Bruits de couloir

Quelle mise en page pour le Web ?

Publié par JiF. 8 mai 2007.

Nous avons vu que les dimensions d'une planche publiée sur Internet devaient prendre en compte les définitions d'affichage les plus courantes.

Malheureusement, si vous aviez conçu vos planches de manière traditionnelle dans le secret espoir de les publier un jour dans un bel album… Une fois réduites à une largeur de 700px (idéale pour la plupart des affichages), vos textes deviennent illisibles et les petits détails de vos splendides dessins disparaissent dans les méandres des pixels.

Alors que faire ? Il va falloir repenser la mise en page !

Le mieux est bien entendu d'appliquer ces conseils dès la conception. Mais si votre grand-oeuvre de 48 pages existe déjà et que vous tenez à la diffuser sur Internet, cela reste possible en faisant le deuil de vos compositions en planche et double-planche.

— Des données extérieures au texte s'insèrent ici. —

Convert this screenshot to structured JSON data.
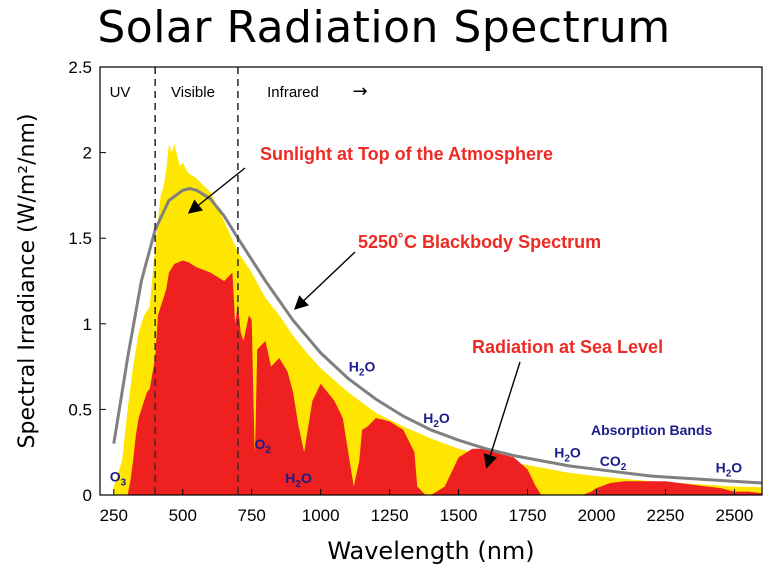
{
  "chart_data": {
    "type": "area",
    "title": "Solar Radiation Spectrum",
    "xlabel": "Wavelength (nm)",
    "ylabel": "Spectral Irradiance (W/m²/nm)",
    "xlim": [
      200,
      2600
    ],
    "ylim": [
      0,
      2.5
    ],
    "x_ticks": [
      250,
      500,
      750,
      1000,
      1250,
      1500,
      1750,
      2000,
      2250,
      2500
    ],
    "y_ticks": [
      0,
      0.5,
      1,
      1.5,
      2,
      2.5
    ],
    "y_tick_labels": [
      "0",
      "0.5",
      "1",
      "1.5",
      "2",
      "2.5"
    ],
    "grid": false,
    "regions": [
      {
        "label": "UV",
        "x_end": 400
      },
      {
        "label": "Visible",
        "x_end": 700
      },
      {
        "label": "Infrared",
        "arrow": "→"
      }
    ],
    "series": [
      {
        "name": "Sunlight at Top of the Atmosphere",
        "color": "#ffe600",
        "x": [
          250,
          280,
          300,
          320,
          340,
          360,
          380,
          400,
          410,
          420,
          430,
          440,
          450,
          460,
          470,
          480,
          490,
          500,
          520,
          550,
          580,
          600,
          650,
          700,
          750,
          800,
          850,
          900,
          950,
          1000,
          1100,
          1200,
          1300,
          1400,
          1500,
          1600,
          1700,
          1800,
          1900,
          2000,
          2100,
          2200,
          2300,
          2400,
          2500,
          2600
        ],
        "y": [
          0.05,
          0.2,
          0.5,
          0.75,
          0.95,
          1.05,
          1.1,
          1.45,
          1.6,
          1.75,
          1.8,
          1.9,
          2.05,
          2.0,
          2.05,
          1.98,
          1.92,
          1.94,
          1.88,
          1.85,
          1.8,
          1.77,
          1.6,
          1.42,
          1.3,
          1.15,
          1.05,
          0.93,
          0.83,
          0.74,
          0.6,
          0.48,
          0.4,
          0.33,
          0.27,
          0.23,
          0.19,
          0.16,
          0.13,
          0.11,
          0.095,
          0.08,
          0.07,
          0.06,
          0.05,
          0.045
        ]
      },
      {
        "name": "5250°C Blackbody Spectrum",
        "color": "#808080",
        "x": [
          250,
          300,
          350,
          400,
          450,
          500,
          525,
          550,
          600,
          650,
          700,
          800,
          900,
          1000,
          1100,
          1200,
          1300,
          1400,
          1500,
          1600,
          1700,
          1800,
          1900,
          2000,
          2200,
          2400,
          2600
        ],
        "y": [
          0.3,
          0.8,
          1.25,
          1.55,
          1.72,
          1.78,
          1.79,
          1.78,
          1.73,
          1.63,
          1.5,
          1.25,
          1.02,
          0.83,
          0.68,
          0.56,
          0.46,
          0.38,
          0.32,
          0.27,
          0.23,
          0.2,
          0.17,
          0.15,
          0.11,
          0.09,
          0.07
        ]
      },
      {
        "name": "Radiation at Sea Level",
        "color": "#ee2020",
        "x": [
          300,
          310,
          320,
          330,
          340,
          350,
          360,
          370,
          380,
          400,
          410,
          420,
          430,
          440,
          450,
          470,
          500,
          520,
          550,
          600,
          650,
          680,
          690,
          700,
          710,
          720,
          740,
          750,
          760,
          762,
          770,
          800,
          820,
          850,
          880,
          900,
          920,
          940,
          950,
          970,
          1000,
          1050,
          1080,
          1100,
          1120,
          1140,
          1150,
          1170,
          1200,
          1250,
          1300,
          1340,
          1350,
          1380,
          1400,
          1450,
          1500,
          1550,
          1600,
          1650,
          1700,
          1750,
          1780,
          1800,
          1850,
          1900,
          1950,
          1980,
          2000,
          2050,
          2100,
          2150,
          2200,
          2250,
          2300,
          2350,
          2400,
          2450,
          2500,
          2550,
          2600
        ],
        "y": [
          0.0,
          0.08,
          0.2,
          0.35,
          0.45,
          0.5,
          0.55,
          0.6,
          0.62,
          0.8,
          1.05,
          1.1,
          1.15,
          1.2,
          1.3,
          1.35,
          1.37,
          1.36,
          1.33,
          1.3,
          1.25,
          1.3,
          1.0,
          1.12,
          0.95,
          0.9,
          1.05,
          1.02,
          0.3,
          0.25,
          0.85,
          0.9,
          0.75,
          0.8,
          0.72,
          0.6,
          0.4,
          0.25,
          0.35,
          0.55,
          0.65,
          0.55,
          0.45,
          0.25,
          0.05,
          0.2,
          0.38,
          0.4,
          0.45,
          0.43,
          0.38,
          0.25,
          0.05,
          0.0,
          0.0,
          0.05,
          0.22,
          0.27,
          0.27,
          0.24,
          0.22,
          0.15,
          0.05,
          0.0,
          0.0,
          0.0,
          0.0,
          0.02,
          0.04,
          0.07,
          0.08,
          0.08,
          0.08,
          0.08,
          0.07,
          0.06,
          0.05,
          0.04,
          0.02,
          0.02,
          0.01
        ]
      }
    ],
    "annotations": [
      {
        "text": "Sunlight at Top of the Atmosphere",
        "color": "#ee2a24"
      },
      {
        "text": "5250˚C Blackbody Spectrum",
        "color": "#ee2a24"
      },
      {
        "text": "Radiation at Sea Level",
        "color": "#ee2a24"
      }
    ],
    "absorption_labels": [
      {
        "text": "O",
        "sub": "3",
        "x": 265,
        "y": 0.08
      },
      {
        "text": "O",
        "sub": "2",
        "x": 790,
        "y": 0.27
      },
      {
        "text": "H",
        "sub": "2",
        "post": "O",
        "x": 920,
        "y": 0.07
      },
      {
        "text": "H",
        "sub": "2",
        "post": "O",
        "x": 1150,
        "y": 0.72
      },
      {
        "text": "H",
        "sub": "2",
        "post": "O",
        "x": 1420,
        "y": 0.42
      },
      {
        "text": "H",
        "sub": "2",
        "post": "O",
        "x": 1895,
        "y": 0.22
      },
      {
        "text": "CO",
        "sub": "2",
        "x": 2060,
        "y": 0.17
      },
      {
        "text": "H",
        "sub": "2",
        "post": "O",
        "x": 2480,
        "y": 0.13
      },
      {
        "text": "Absorption Bands",
        "x": 2200,
        "y": 0.35
      }
    ]
  }
}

Plusieurs solutions ont fait leurs preuves, que l'on peut organiser en deux grandes familles :

  • celles qui nécessitent des compétences multimédia (par exemple en Flash) ;
  • les autres qui sont réalisables avec un simple logiciel de retouche d'images.

Interactivité et multimédia

Illustre raconteur, talentueux dessinateur, vous maitrisez également les outils modernes tels que Flash ? Vous pouvez alors mettre vos vignettes en scène :

  • soit en proposant un module de lecture virtuelle, pour respecter l'intégrité de votre composition traditionnelle. C'est la solution adoptée par Dargaud pour son site Read-box
  • soit — mieux — en (re)pensant votre création en y intégrant le son, l'animation, voire l'interactivité. Si vous êtes suffisamment doué, votre récit gagnera dans ces artifices ce qu'il aura perdu dans son passage au “virtuel”. Le Tueur ou L'Oreille Coupée montrent à quel point ce type de conte multimédia peut se révéler efficace.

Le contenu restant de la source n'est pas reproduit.